The 14-year-old high school student from Fairfax, Virginia recently developed a soap that can treat mild forms of skin cancer!
Bekele told ABC News, “People might not have the equipment or have the facilities to be able to treat this disease. A bar of soap is just so simple, so affordable, so accessible in comparison to these modern new skin cancer treatments.”
It only costs $8.50 to create a batch of the soap, which Bekele calls Skin Cancer Treating Soap, or SCTS.
When skin cancer cells develop, they weaken dendritic cells in the body which boost human immune responses and allows the cancer to take over. Bekele, who created the soap in the eighth grade, says said SCTS contains agents that could potentially reactivate dendritic cells that help eliminate the cancer cells.

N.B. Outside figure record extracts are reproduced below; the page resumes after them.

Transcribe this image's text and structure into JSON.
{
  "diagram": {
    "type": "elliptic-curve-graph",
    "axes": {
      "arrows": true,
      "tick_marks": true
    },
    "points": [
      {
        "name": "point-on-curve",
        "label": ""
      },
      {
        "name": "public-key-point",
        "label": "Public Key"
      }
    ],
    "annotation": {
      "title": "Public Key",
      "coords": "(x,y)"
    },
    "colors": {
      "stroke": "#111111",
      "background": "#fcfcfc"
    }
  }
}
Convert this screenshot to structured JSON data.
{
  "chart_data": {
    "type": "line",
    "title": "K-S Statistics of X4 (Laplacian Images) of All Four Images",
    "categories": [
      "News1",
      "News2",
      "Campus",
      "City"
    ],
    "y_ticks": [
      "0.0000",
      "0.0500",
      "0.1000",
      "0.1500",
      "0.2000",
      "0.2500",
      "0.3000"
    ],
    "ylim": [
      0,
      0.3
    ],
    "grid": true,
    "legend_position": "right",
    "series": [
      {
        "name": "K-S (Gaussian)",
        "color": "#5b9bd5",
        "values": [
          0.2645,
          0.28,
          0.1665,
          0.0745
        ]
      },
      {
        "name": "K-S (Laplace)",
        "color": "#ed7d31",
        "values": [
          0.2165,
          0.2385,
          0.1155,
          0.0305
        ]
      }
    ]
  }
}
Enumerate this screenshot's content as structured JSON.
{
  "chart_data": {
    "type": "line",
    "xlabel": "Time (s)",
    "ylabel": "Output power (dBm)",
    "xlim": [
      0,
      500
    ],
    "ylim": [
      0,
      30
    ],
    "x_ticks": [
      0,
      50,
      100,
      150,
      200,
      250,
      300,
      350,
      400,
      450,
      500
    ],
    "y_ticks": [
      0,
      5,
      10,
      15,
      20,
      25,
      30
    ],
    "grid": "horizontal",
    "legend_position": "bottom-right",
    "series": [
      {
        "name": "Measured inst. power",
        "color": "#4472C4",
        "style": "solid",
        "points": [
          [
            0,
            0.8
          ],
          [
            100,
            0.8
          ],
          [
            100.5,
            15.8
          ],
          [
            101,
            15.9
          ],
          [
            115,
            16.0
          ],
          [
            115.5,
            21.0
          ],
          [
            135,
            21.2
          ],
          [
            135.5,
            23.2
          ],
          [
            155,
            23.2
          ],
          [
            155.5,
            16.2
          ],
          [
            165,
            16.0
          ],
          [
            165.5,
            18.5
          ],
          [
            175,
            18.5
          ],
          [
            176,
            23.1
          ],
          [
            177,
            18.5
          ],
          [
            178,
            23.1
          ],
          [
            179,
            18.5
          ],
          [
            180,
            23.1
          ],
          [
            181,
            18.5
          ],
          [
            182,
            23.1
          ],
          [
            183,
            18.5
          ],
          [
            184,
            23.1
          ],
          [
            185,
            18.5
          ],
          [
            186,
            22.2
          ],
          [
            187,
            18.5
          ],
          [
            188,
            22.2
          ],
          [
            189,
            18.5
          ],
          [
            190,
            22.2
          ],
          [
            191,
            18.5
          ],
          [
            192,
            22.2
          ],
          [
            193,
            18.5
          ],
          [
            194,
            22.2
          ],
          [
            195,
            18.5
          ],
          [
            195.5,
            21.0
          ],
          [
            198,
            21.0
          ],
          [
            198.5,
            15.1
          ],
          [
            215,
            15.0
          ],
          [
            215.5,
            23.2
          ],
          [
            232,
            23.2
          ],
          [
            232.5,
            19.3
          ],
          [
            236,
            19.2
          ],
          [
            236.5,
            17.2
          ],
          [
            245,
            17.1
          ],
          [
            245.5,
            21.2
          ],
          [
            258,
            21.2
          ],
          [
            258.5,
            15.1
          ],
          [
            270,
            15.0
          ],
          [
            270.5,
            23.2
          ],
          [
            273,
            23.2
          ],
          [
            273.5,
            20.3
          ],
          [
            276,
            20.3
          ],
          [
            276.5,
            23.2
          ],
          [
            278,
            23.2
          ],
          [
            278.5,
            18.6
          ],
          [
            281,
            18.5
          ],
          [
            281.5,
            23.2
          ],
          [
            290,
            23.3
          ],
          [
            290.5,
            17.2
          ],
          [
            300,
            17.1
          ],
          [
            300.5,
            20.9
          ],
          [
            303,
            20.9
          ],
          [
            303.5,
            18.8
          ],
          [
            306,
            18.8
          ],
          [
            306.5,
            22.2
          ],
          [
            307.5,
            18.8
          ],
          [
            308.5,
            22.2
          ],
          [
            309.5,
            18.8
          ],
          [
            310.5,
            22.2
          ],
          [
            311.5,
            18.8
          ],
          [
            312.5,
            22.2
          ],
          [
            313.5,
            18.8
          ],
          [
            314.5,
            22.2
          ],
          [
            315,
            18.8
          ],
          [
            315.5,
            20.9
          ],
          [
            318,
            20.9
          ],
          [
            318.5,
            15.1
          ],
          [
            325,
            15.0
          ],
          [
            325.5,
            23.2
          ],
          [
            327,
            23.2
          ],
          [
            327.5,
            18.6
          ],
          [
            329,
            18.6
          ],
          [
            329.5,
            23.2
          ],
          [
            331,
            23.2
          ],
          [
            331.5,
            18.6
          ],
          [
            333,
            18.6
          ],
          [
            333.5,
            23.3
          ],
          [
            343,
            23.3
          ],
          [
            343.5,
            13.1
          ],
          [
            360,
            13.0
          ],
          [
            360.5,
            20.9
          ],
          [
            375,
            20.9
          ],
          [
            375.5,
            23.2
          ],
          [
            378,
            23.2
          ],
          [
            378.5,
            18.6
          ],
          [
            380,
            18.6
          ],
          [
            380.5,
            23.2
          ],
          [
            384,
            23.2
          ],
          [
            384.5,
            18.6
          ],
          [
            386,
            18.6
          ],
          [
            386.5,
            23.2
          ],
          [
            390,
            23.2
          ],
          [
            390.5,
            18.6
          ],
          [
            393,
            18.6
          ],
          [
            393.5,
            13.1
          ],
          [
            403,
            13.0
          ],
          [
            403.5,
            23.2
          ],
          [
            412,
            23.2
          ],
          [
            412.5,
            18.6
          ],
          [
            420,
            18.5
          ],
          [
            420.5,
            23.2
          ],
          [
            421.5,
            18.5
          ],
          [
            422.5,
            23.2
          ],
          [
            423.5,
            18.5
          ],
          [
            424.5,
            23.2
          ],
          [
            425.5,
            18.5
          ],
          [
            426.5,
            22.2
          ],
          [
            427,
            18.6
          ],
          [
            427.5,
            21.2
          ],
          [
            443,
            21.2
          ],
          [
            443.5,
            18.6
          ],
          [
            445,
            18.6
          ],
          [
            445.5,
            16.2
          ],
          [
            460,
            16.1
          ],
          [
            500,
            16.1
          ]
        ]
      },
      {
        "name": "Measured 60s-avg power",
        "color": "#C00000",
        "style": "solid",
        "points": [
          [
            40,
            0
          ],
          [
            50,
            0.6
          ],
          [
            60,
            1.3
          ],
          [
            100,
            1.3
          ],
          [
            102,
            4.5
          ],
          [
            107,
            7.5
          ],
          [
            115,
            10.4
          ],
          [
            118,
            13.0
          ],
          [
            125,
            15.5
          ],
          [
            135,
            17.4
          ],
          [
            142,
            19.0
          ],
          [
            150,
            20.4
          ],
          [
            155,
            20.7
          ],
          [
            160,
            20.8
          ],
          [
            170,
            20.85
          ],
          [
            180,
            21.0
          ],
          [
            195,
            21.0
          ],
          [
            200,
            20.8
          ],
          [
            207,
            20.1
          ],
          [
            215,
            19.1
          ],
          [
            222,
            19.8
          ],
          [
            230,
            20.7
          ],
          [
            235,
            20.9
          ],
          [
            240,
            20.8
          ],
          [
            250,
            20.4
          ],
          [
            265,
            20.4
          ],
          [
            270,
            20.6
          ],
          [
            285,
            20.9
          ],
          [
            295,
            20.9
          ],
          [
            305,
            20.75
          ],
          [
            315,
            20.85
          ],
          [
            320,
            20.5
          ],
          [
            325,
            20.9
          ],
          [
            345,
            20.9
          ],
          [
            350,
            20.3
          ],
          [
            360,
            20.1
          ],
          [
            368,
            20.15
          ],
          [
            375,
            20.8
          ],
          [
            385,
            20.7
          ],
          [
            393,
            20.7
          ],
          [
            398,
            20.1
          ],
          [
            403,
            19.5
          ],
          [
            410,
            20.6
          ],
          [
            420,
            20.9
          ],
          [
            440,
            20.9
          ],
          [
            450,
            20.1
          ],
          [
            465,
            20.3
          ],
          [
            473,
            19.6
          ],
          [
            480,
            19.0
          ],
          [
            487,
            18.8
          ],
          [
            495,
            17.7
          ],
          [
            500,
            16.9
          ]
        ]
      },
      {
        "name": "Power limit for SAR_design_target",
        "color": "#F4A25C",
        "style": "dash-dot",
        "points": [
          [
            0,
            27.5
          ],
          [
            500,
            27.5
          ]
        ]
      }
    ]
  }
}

"It does this as a sort of a compound-based bar of soap," he said. "It's charged with different cancer fighting chemicals. And the main one, there is this drug called imidazoquinolines."
Bekele won the title of America's Top Young Scientist and a $25,000 prize last month after his innovation won first place in the 3M Young Scientist Challenge, though the 14-year-old is now focused on his five-year plan.
Bekele hopes at the end of it to have created a nonprofit organization where he can provide equitable and accessible skin cancer treatment to as many people as possible.
When asked what motives him to attack these incredible expectations, Bekele answered, "I think I can condense that answer into one word, and it all revolves around it: It's 'impact' -- making sure the science that you're working on can have a direct impact on the world or make it a better place, in one way or another."